Стражник поглядел по сторонам, свистнул, и из-за круглой башни во двор, сердито скаля зубы, выскочила лохматая черная дворняга. Лаци признал собаку: она была та самая, какую завещала им когда-то умирающая ведьма.
— Верная животина. Так и сидит здесь неизменно, стережет хозяина. Хотя мы его и сами хорошо стережем.
— Эта собачка, видно, вернее, чем наша белая была, — заметил Мартон Бонц.
— Я просто диву даюсь: и чем она только кормится? Здесь даже и костей-то никаких нет, — продолжал тюремный страж.
Глухим, надломленным голосом Лаци спросил, нельзя ли поговорить с узником.
— Не выйдет ничего.
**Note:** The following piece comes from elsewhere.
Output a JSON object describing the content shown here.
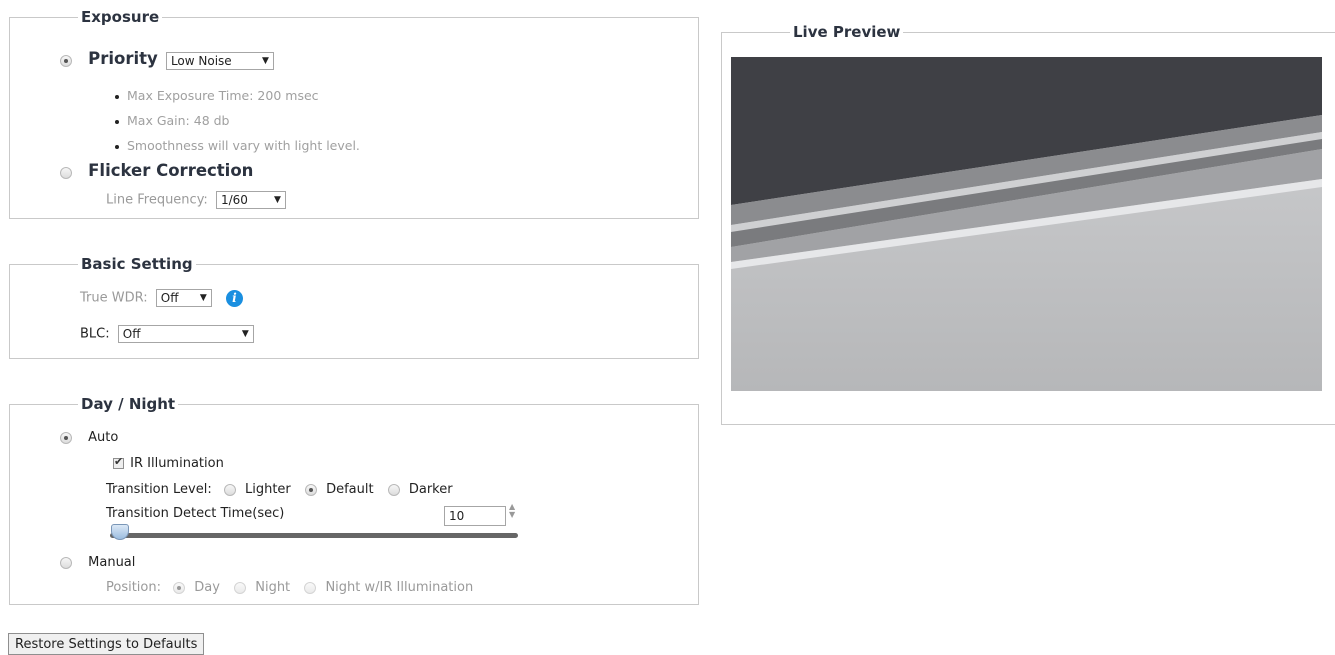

Не стоит вам понапрасну и к коменданту крепости ходить.
— А кто у вас комендант?
— Кручаи.
Лаци содрогнулся, услышав это имя, но упрямо пробормотал:
— У кого же мне узнать, в чем вина моего брата?
— Про то может дать ответ его сиятельство господин Берчени. Его люди привезли вашего брата из Шаторальяуйхея в кандалы закованным.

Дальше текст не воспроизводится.